Beyond these foundational sources, the session addresses DNS logs and data plane signals that many security teams overlook. This gap in telemetry collection represents a significant blind spot, as sophisticated attackers increasingly operate at layers where standard logging provides insufficient visibility. Understanding which data sources to prioritise—and how to correlate signals across them—forms a critical foundation for any detection programme.

Machine Learning for Anomaly Detection

The application of machine learning to cloud security detection represents both significant opportunity and considerable complexity. The session explores how ML models can establish baselines of normal cloud behaviour, enabling the identification of deviations that may indicate adversary activity. This approach addresses one of the persistent challenges in cloud security: the difficulty of writing static detection rules for environments where legitimate activity patterns vary enormously across organisations and change frequently over time.

Critically, the session distinguishes between anomaly detection that surfaces genuine threats and systems that simply generate additional noise. Alert fatigue remains one of the most significant operational challenges facing security operations centres, and poorly implemented ML detection can exacerbate rather than alleviate this problem. The focus is on practical implementation that delivers actionable intelligence rather than theoretical capabilities that fail under operational conditions.

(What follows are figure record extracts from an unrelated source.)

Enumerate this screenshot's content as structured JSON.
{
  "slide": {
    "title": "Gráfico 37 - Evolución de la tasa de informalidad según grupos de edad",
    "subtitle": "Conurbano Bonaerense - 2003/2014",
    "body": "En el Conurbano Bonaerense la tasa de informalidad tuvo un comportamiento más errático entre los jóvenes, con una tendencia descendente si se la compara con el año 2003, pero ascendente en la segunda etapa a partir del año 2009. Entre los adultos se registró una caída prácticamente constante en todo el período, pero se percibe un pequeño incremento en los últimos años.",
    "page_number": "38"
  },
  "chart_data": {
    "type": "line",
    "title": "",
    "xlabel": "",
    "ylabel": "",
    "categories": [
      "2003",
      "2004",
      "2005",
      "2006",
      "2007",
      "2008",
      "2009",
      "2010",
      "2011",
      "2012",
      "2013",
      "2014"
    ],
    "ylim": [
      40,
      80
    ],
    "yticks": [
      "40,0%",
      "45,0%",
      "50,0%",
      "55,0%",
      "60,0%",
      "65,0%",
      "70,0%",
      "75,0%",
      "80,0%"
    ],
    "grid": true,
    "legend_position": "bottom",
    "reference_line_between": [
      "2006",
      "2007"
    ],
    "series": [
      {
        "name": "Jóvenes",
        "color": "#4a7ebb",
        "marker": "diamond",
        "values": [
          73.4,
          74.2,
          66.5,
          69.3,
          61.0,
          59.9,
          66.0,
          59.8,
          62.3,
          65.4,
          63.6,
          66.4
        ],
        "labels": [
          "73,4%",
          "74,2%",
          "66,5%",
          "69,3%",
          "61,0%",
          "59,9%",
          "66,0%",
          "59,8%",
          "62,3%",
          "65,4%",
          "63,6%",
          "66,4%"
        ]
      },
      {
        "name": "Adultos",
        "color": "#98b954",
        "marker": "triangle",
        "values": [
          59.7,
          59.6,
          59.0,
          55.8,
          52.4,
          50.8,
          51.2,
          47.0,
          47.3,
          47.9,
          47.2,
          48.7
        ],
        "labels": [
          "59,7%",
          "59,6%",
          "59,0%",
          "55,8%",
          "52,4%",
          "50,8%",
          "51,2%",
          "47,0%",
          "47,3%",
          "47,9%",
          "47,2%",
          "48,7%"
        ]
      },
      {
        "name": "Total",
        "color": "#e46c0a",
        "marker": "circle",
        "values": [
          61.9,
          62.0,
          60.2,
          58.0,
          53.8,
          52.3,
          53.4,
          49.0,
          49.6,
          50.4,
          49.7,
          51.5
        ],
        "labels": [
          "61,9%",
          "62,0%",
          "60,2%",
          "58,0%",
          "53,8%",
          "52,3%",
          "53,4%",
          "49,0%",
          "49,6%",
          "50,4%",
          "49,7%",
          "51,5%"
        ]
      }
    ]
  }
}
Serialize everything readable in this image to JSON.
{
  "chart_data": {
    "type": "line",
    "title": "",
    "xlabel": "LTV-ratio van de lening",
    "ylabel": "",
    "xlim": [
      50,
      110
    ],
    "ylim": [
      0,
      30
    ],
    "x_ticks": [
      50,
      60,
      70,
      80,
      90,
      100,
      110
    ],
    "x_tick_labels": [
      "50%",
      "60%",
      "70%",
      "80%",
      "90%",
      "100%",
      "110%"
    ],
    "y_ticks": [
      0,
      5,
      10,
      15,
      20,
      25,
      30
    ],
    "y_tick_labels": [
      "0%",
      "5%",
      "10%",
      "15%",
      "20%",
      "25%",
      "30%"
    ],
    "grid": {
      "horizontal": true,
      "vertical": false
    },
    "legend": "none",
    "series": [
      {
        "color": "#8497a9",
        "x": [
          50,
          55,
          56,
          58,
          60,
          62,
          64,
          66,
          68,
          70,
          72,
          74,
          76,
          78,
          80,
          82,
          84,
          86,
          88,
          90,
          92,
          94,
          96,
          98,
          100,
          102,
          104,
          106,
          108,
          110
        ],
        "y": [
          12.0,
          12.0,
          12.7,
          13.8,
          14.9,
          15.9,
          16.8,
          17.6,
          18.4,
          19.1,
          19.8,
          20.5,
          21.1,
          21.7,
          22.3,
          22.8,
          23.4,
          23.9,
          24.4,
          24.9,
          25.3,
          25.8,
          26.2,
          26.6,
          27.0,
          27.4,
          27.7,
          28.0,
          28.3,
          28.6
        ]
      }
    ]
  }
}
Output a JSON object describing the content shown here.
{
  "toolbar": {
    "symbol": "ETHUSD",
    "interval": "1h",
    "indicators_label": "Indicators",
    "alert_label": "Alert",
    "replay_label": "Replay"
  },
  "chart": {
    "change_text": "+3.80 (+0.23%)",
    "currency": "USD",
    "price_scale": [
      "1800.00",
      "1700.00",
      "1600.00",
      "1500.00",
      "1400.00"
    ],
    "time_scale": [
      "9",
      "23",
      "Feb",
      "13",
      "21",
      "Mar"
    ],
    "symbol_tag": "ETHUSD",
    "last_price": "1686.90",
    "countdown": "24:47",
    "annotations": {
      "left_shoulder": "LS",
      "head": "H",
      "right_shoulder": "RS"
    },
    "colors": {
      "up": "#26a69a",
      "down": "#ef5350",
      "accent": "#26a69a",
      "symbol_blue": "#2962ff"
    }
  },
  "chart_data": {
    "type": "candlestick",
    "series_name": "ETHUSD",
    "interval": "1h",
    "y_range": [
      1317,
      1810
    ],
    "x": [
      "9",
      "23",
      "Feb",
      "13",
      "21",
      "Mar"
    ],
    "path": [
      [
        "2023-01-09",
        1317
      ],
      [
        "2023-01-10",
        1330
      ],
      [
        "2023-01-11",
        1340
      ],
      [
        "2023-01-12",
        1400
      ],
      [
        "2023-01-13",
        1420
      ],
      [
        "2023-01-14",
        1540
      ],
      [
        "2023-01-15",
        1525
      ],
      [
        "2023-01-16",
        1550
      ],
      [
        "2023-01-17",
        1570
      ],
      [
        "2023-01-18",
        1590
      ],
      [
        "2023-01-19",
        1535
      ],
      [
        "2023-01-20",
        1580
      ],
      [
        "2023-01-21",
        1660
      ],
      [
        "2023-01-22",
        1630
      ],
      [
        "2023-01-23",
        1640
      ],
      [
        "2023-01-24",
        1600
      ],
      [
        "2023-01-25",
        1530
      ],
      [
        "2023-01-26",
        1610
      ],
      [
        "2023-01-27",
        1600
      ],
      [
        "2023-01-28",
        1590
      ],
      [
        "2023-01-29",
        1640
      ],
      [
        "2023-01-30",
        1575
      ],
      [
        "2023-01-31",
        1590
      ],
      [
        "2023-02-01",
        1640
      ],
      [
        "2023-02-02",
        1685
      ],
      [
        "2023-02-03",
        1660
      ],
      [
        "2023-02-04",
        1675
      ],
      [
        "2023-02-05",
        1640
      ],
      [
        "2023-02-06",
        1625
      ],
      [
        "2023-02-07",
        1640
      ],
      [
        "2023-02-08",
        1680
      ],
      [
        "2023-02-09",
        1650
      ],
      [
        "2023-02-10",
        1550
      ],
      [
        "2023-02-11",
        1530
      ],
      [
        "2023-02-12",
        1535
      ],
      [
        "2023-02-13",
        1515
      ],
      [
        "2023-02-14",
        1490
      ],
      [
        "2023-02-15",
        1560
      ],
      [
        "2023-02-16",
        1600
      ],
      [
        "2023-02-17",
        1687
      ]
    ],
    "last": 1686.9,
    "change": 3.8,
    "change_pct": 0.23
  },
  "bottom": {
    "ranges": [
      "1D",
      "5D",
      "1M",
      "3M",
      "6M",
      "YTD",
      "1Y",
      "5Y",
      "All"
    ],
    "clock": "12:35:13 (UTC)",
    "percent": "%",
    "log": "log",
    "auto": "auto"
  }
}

Building Detection Coverage Against Real Attack Techniques

The session emphasises the importance of grounding detection strategy in demonstrated attack techniques rather than theoretical threats. By mapping detection coverage to the MITRE ATT&CK Cloud Matrix, security teams can systematically identify gaps in their visibility and prioritise development efforts accordingly. This framework-driven approach ensures that detection investments address techniques that adversaries actually employ in cloud environments.

Red team exercises and penetration testing provide valuable input to this process, revealing which attack paths would succeed against current detection capabilities. The session addresses how to translate findings from offensive security assessments into prioritised detection engineering work, creating a feedback loop that continuously improves defensive posture.

From Reactive Alerting to Proactive Threat Detection

Traditional security monitoring operates on a reactive model: configure alerts, wait for them to fire, then investigate. AI-driven continuous monitoring enables a fundamentally different approach, shifting from passive alerting to active threat hunting. Rather than waiting for predefined conditions to trigger notifications, security teams can proactively search for anomalies that may indicate compromise.

This transition requires changes not only in technology but also in operational processes and team skills. The session addresses the practical implications of adopting a more proactive detection model, including the analytical capabilities required and the workflow changes that support effective threat hunting in cloud environments.

Who Should Attend

This session is designed for cloud security professionals, security operations centre analysts, detection engineers, and security architects responsible for protecting multi-cloud environments. The content assumes familiarity with cloud computing concepts and basic security operations, though no specific prior knowledge of the series is required. Practitioners working with AWS, Azure, or GCP—or managing security across multiple cloud providers—will find the cross-platform perspective particularly relevant.

Conclusion

As cloud environments grow more complex and attackers increasingly leverage AI to enhance their techniques, defenders must evolve their approaches accordingly. This session provides a foundation for building detection capabilities that match the sophistication of modern threats, combining cloud-native architecture principles with machine learning techniques and framework-driven prioritisation. For organisations seeking to strengthen their cloud security posture, the shift from reactive alerting to proactive, AI-assisted threat detection represents an essential evolution.